I’m writing there now. Breeze huffs the curtains I hemmed and hung last Tuesday. The table Lisa and I grabbed from the side of the road is a good height, the chairs Liz didn’t want any more are comfortable, the hand-me-down rug from Jacky and Kathy is soft underfoot. Irene thought of us when she heard a famous local artist was getting rid of the French doors in his studio—one of them became the clerestory window through which I can see the tops of pitch pines. The couch was Tricia’s and the armchair came from Carla. Crocosmia from my mom’s garden in Seattle are just out the southeast window, as are transplanted maple saplings Raina brought and that I hope will shade this place in years to come.

Dunya’s phrase, “creative space of conscience,” is penciled at the top of the unfinished window frame. It comforts and inspires me. Visiting friends have stayed out here. Lisa and I have napped here in the afternoon, a hundred feet removed from chores and routine. I’m in a space that others—friends, family, community—have helped me create. It feels like I have their blessing.

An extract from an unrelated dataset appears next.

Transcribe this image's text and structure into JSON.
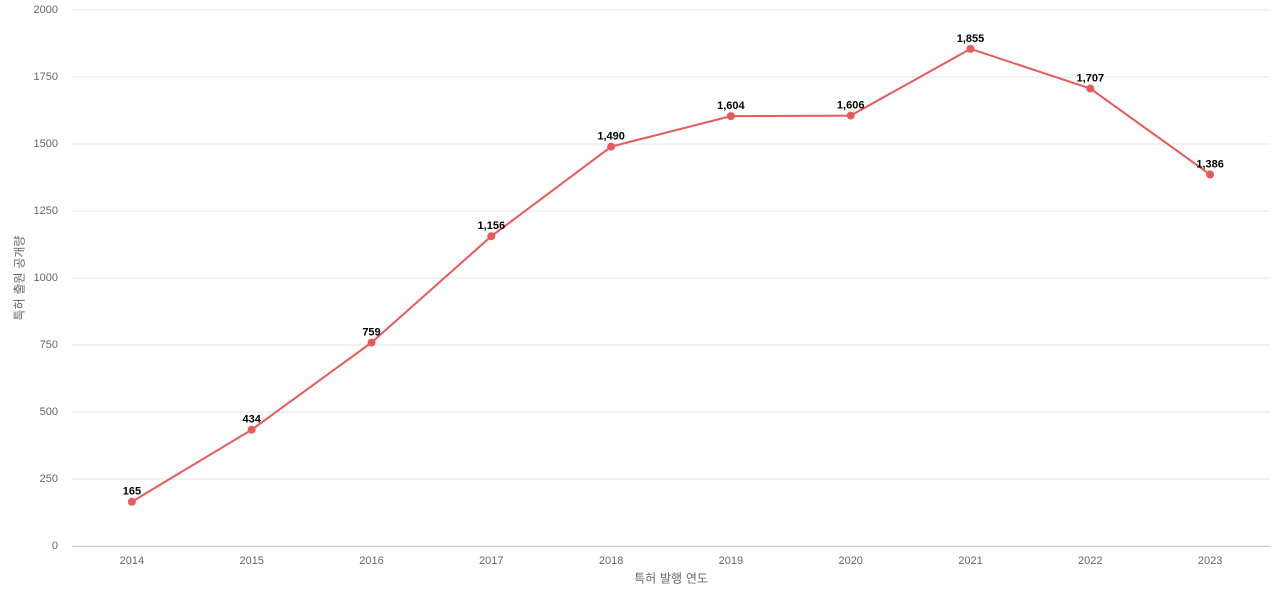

Here, at last, I drop into the deep absorption that, truly, is where the work is done.

Elizabeth Bradfield is the author of two poetry collections, Approaching Ice and Interpretive Work. Founder and editor-in-chief of Broadsided Press, she lives on Cape Cod and works as a naturalist and teacher. Her poem “Historic Numbers of Right Whales Skim Feeding off Cape Cod” was published in the March/April 2012 issue of Orion.

Comments

  1. “Whatever survives (my memory…) must be worth attending with pen.” Beautiful. Thank you.

  2. Fire red crocosmia are going off everywhere here in Seattle right now.

    We float by– wishing that words on paper could help change the course of this life’s suffering. They do not.

    I’m taking solace in pursuit of happiness I find in simple things: words, accretion, looking up to see a change in the weather, looking down to see our place in the midst of all the losses. Our final decision to cancel “The Sun” magazine. Couldn’t counter all the bleak stories in the Readers write or even more dramatic stories Sy picks vs. the Sunbeams.

    And that got me Wondering If We Will Ever See The Sun here in Seattle.

    The stories continue — and the important stuff never gets written down. But this refugia you mention grows into a life we can live anywhere if we are lucky.

    Keep writing.

    Timothy

  3. Oh complex and beautiful words, space, poet, project, life.